Une averse révélatrice d’une vulnérabilité urbaine
Dans la nuit du 13 au 14 juin, une averse d’une rare intensité s’est abattue sur Brazzaville, charriant un limon épais depuis les hauteurs vers les bas-fonds de Ngamakosso et Mama-Mboualé. Submergée, la paroisse Saint-Joseph de Tout-pour-le-Peuple s’est réveillée ensevelie sous plus d’un mètre de sable. L’événement, loin d’être isolé, met en lumière la dépendance de la capitale à des micro-collecteurs souvent engorgés, incapables d’absorber des volumes d’eau de pluie de plus en plus erratiques.
Le vécu déstabilisé des fidèles
Autour de l’abbé Godefroy Biacel Esther Locko, les paroissiens observent des bancs à demi disparus, une nef transformée en dune et des archives liturgiques détrempées. « Nous ne pouvons laisser la maison de Dieu disparaître sous le sable », confie le prêtre, le regard posé sur la Madone demeurée intacte. Pour de nombreux croyants, l’église constitue non seulement un lieu de prière, mais aussi un repère identitaire dans un quartier densément peuplé. Sa fermeture temporaire bouleverse baptêmes, mariages et séances de catéchèse, renforçant le sentiment d’urgence.
Solidarité interparoissiale et esprit citoyen
Dès le 23 juin à l’aube, plus d’une centaine de jeunes de la paroisse voisine Saint-Jean-Baptiste de Talangaï ont convergé vers Saint-Joseph, maniant pelles et brouettes. Leur action, spontanée mais méthodique, a permis d’extraire près de trente tonnes de sable en une journée, ouvrant un passage vers la sacristie. « Nous sommes la génération qui doit prouver que la solidarité est plus forte que l’érosion », affirme Lilian Mabiala, étudiant en génie civil et bénévole. La mobilisation, relayée sur les réseaux sociaux, a rapidement dépassé la sphère ecclésiale pour gagner les associations de quartier et les comités d’élèves en vacances.

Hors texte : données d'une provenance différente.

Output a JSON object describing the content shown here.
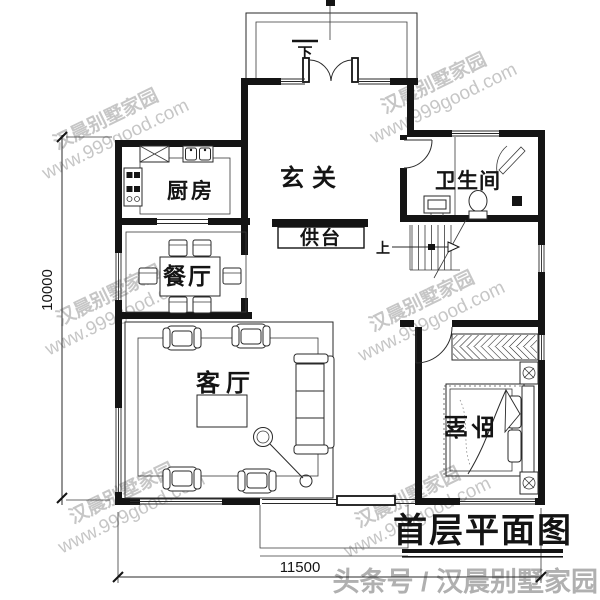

Regards d’experts sur l’urbanisme brazzavillois
Si la solidarité panse les plaies, les spécialistes interrogés évoquent des remèdes structurels. L’ingénieure hydrologue Irène Okouélé voit dans cet épisode « la démonstration que le tissu urbain vient buter sur un réseau de drainage sous-dimensionné ». Les dernières études de la faculté des sciences affirment que plus de 60 % des parcelles de la capitale se trouvent à moins de cinq cents mètres d’un ravin ou d’une ravine active, favorisant coulées de boue et ensablement des axes routiers.
La municipalité rappelle avoir lancé un programme d’entretien des caniveaux primaires et de cartographie participative des zones à risque. Toutefois, la progression démographique, conjuguée à l’imperméabilisation des sols, impose d’aménager des bassins de rétention et de reboiser les pentes. « L’eau suit toujours la pente la plus courte ; si nous ne lui offrons pas un couloir sûr, elle creusera le sien », souligne l’urbaniste Hervé Massengo.
Au-delà du choc, la voie de la résilience communautaire
La crise de Saint-Joseph ouvre un chantier immatériel : celui de la conscience environnementale. Des ateliers de sensibilisation se mettent en place dans les écoles voisines, invitant les élèves à cartographier les pistes d’écoulement et à inventorier la végétation capable de stabiliser les sols. L’abbé Locko souhaite inscrire ces initiatives dans une démarche pérenne : « Rendre la paroisse à ses fidèles passe aussi par une liturgie du quotidien, celle de la sauvegarde de la création ».
À moyen terme, la jeunesse locale aspire à transformer la catastrophe en opportunité de leadership. Une commission, emmenée par des étudiants ingénieurs, planche sur l’installation de gabions expérimentaux le long des ravines et sur la récupération du sable pour la production de pavés. « Il ne s’agit pas de se lamenter, mais de convertir la contrainte en filière d’économie circulaire », estime Stéphane Nkodia, jeune entrepreneur du secteur des matériaux.
La résilience, enfin, se lit dans la décision de maintenir la messe dominicale sous un chapiteau provisoire, dressé sur le terrain de football voisin. Les chants se mêlent au vrombissement des pioches, créant une bande-son où la foi, la science et la fraternité convergent vers un même horizon : celui d’une ville capable de dialoguer avec sa pluie plutôt que de la subir.